For better or worse, Moon’s reconciliatory attitude toward the North has contributed to security and stability on the Korean Peninsula, although Kim never stopped his nuclear weapons program. Acrimony between the two Koreas has been reduced to simple exchanges of verbal attacks while North Korea’s saber-rattling at the US has become less noisy.

Yoon did promise policy changes toward the North during his presidential rallies, but this just might have been a campaign gimmick to win votes.

President Joko Widodo congratulated Yoon after he was declared the president-elect last week. Indonesia has always viewed South Korea as an important partner, with trade between the two countries constantly giving Indonesia an annual surplus of up to US$2 billion.
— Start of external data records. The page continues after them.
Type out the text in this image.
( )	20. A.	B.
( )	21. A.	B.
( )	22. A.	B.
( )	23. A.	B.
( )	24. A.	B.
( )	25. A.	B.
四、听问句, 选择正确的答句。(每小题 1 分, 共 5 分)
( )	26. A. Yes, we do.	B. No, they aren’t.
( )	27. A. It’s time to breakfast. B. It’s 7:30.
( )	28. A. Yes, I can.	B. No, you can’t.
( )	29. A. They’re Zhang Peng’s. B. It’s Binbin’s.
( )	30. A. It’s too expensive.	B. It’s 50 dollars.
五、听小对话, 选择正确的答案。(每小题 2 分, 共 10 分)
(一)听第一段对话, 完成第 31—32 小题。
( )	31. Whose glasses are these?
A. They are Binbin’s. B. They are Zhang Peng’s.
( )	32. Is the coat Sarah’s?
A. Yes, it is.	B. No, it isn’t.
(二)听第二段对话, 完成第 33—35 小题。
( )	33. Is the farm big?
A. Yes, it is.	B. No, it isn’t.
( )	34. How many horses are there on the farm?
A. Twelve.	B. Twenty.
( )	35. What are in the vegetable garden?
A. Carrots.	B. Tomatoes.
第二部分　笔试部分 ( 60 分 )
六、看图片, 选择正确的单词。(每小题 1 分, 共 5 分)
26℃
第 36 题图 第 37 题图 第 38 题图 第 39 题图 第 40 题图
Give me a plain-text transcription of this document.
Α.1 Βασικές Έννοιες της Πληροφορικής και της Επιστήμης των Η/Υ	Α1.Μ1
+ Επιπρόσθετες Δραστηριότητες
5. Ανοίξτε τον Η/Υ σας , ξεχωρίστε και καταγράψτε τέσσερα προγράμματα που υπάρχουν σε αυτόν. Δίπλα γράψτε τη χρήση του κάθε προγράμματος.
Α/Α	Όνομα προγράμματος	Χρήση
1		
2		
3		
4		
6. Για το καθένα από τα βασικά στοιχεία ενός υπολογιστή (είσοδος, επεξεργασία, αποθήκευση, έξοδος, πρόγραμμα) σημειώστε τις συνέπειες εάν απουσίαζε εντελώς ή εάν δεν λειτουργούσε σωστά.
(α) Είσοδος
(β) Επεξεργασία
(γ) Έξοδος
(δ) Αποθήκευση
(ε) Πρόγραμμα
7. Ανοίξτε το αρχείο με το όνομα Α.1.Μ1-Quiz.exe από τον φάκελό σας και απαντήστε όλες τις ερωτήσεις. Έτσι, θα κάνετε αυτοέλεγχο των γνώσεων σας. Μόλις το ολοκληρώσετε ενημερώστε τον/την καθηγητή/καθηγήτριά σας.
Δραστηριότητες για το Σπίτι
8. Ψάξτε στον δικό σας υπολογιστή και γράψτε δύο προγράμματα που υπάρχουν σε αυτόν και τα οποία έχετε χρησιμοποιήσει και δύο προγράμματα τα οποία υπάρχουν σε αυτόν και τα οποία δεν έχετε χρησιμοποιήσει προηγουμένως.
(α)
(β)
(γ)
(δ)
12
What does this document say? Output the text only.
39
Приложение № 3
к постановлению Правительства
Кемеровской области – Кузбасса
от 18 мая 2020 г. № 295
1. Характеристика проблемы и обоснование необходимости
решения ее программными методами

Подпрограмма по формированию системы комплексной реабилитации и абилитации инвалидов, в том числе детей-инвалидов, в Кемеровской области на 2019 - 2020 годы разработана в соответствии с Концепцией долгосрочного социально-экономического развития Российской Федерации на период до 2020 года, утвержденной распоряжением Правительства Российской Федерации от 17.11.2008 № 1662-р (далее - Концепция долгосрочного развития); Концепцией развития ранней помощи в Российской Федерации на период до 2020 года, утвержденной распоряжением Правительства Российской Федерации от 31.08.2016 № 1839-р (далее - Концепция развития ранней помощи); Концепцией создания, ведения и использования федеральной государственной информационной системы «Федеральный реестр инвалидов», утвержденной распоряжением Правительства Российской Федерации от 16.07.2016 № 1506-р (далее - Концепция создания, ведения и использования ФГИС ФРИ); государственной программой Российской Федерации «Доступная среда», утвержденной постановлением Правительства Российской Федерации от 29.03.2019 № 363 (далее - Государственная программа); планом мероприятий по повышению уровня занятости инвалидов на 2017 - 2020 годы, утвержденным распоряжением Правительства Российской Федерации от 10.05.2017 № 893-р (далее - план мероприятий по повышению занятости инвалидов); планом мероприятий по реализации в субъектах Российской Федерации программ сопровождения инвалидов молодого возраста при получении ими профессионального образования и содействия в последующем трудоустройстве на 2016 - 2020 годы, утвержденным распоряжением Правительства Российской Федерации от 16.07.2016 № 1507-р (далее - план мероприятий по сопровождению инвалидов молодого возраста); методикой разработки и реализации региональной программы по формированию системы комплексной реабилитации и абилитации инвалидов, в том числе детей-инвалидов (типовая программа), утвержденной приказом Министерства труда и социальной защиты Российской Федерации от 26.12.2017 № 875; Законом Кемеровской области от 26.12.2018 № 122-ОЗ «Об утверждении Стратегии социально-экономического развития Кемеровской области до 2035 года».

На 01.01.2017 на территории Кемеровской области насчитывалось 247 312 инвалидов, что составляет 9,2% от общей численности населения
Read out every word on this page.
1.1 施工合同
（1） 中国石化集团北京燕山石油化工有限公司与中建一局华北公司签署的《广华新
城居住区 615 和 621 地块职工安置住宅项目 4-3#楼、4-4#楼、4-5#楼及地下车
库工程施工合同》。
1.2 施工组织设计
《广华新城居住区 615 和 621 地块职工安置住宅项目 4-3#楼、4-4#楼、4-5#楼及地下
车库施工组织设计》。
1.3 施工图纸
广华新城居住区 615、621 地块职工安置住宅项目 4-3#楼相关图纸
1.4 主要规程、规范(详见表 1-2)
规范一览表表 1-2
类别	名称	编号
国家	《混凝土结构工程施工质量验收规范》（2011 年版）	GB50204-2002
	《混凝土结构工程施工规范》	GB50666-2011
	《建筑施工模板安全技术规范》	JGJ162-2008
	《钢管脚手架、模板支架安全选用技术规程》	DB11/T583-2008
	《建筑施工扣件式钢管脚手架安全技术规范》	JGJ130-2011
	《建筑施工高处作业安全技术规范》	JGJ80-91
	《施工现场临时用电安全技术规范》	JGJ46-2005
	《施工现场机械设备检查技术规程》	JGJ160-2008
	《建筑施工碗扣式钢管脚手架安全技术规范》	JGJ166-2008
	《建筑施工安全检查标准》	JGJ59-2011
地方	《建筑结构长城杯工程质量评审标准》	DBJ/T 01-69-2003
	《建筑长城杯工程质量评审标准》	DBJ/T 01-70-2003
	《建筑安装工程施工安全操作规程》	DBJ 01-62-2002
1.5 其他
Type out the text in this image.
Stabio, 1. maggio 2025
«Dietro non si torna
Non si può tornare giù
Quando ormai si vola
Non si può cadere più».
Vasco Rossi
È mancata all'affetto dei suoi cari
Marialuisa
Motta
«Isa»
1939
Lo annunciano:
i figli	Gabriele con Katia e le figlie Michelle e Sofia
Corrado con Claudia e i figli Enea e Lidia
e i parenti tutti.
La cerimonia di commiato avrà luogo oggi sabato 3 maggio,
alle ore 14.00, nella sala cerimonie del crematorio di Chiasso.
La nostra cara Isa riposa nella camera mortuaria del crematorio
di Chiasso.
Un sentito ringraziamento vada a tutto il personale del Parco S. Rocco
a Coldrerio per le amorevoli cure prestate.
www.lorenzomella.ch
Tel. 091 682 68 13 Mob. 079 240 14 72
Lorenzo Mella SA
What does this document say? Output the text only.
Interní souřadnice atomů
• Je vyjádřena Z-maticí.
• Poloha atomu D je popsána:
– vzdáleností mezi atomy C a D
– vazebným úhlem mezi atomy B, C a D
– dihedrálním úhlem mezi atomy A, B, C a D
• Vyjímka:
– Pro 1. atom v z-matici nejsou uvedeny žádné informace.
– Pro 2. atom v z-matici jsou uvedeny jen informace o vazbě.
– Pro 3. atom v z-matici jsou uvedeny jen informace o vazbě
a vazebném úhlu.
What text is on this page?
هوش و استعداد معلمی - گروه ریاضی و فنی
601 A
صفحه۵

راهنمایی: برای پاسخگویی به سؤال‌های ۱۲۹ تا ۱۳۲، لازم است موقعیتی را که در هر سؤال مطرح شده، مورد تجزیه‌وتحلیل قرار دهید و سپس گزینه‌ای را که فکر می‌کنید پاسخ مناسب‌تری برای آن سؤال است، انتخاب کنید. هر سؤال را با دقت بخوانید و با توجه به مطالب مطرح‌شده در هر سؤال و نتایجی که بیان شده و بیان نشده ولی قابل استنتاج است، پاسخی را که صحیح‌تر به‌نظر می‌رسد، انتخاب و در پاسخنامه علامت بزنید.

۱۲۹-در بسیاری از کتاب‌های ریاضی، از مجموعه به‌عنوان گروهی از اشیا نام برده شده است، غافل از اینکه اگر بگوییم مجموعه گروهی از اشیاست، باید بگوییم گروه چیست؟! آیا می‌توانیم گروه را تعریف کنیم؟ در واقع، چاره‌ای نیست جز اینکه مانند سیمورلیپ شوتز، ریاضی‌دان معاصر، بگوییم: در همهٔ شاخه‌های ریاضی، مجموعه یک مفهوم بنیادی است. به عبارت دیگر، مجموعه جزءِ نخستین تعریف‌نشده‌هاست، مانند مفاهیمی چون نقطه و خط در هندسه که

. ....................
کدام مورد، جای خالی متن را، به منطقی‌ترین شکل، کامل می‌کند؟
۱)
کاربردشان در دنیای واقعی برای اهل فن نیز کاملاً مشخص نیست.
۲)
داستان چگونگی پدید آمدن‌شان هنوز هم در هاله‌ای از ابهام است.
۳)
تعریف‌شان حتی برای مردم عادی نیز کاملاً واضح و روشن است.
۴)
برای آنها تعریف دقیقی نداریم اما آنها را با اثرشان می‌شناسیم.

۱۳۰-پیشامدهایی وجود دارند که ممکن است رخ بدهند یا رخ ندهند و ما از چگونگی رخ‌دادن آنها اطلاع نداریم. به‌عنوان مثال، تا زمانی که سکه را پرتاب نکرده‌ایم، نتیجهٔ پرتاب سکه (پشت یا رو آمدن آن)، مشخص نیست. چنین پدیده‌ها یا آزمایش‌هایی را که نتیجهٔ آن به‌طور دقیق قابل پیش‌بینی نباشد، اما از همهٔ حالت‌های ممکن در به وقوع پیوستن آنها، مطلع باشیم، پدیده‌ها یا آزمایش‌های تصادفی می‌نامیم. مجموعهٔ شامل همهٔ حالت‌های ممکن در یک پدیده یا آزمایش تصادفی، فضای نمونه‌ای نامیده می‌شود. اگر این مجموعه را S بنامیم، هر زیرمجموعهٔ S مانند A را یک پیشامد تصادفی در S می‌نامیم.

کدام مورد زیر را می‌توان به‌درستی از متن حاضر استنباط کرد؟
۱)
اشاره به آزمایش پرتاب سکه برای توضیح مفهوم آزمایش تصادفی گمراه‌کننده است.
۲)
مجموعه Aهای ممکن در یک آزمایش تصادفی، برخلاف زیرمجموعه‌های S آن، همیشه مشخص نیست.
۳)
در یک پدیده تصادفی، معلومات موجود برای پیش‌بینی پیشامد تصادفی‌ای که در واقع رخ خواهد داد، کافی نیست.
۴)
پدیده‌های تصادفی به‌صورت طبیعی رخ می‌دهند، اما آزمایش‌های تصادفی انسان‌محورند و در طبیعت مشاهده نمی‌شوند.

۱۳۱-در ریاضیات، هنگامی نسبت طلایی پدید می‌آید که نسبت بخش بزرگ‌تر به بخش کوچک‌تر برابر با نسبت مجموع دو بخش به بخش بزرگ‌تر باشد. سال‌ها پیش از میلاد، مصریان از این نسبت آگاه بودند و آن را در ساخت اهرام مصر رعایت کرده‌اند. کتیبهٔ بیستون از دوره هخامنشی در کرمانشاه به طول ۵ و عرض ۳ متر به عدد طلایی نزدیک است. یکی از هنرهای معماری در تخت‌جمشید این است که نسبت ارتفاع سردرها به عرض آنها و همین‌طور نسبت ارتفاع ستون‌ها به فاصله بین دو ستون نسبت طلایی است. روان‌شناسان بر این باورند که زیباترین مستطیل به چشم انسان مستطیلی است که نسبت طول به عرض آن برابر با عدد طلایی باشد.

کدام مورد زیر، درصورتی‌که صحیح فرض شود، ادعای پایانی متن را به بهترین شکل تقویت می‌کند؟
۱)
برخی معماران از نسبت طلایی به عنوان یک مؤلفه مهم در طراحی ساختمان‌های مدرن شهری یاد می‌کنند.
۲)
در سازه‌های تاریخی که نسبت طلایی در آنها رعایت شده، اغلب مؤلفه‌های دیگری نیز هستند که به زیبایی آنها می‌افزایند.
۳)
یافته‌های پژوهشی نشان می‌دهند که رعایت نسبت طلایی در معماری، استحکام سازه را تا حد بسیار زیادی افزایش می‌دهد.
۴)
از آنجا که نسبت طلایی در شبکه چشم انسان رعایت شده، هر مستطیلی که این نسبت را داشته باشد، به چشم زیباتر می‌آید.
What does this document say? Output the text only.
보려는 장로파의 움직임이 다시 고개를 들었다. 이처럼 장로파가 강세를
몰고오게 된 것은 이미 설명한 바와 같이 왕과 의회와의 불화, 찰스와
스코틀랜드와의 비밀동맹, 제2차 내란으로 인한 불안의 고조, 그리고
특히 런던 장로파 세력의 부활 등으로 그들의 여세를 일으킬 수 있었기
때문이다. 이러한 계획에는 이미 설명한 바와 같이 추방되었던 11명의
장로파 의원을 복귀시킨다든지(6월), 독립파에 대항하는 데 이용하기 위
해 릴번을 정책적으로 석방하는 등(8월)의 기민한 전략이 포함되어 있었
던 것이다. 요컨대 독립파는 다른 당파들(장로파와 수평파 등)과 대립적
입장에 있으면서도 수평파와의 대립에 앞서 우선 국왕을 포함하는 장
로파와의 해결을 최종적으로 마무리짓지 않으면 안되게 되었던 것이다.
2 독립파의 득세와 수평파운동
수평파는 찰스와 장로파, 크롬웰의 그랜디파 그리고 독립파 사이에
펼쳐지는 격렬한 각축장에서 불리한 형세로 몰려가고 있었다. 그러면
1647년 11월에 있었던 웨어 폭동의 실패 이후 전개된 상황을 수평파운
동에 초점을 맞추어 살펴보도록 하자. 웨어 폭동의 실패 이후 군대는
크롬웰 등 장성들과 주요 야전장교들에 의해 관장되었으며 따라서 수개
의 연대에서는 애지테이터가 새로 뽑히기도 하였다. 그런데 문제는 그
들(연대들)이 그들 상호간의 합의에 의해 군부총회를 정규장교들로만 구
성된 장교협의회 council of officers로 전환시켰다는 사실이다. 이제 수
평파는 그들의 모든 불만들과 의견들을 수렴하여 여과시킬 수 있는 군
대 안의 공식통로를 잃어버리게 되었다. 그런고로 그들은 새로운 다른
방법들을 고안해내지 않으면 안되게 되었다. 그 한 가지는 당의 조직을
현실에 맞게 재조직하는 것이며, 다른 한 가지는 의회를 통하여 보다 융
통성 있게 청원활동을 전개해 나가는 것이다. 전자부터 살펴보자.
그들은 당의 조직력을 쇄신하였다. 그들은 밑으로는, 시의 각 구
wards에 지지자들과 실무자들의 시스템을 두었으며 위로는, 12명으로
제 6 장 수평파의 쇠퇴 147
Indonesia mainly exports commodities such as coal and minerals to South Korea, but in the last three years it has also shipped plywood, iron, steel and processed foods and beverages to Korea.

Apart from the traditional manufacturing sector, foreign direct investment (FDI) from South Korea has begun to shift to the renewable energy, semiconductor, petrochemicals, lithium battery and electric vehicle industries.

In 2021, South Korean investments in Indonesian reached $1.64 billion to become the sixth largest foreign investor after Singapore, Japan, China, Hong Kong and the Netherlands. In the last five years, Indonesia has been the fourth most attractive destination country for South Korean FDIs after Vietnam, China and the United States.

Indonesia and South Korea need each other, as proven by their steady, decades-long ties. Indonesia and the world wish South Korea continued prosperity and growth.

Congratulations, president-elect Yoon.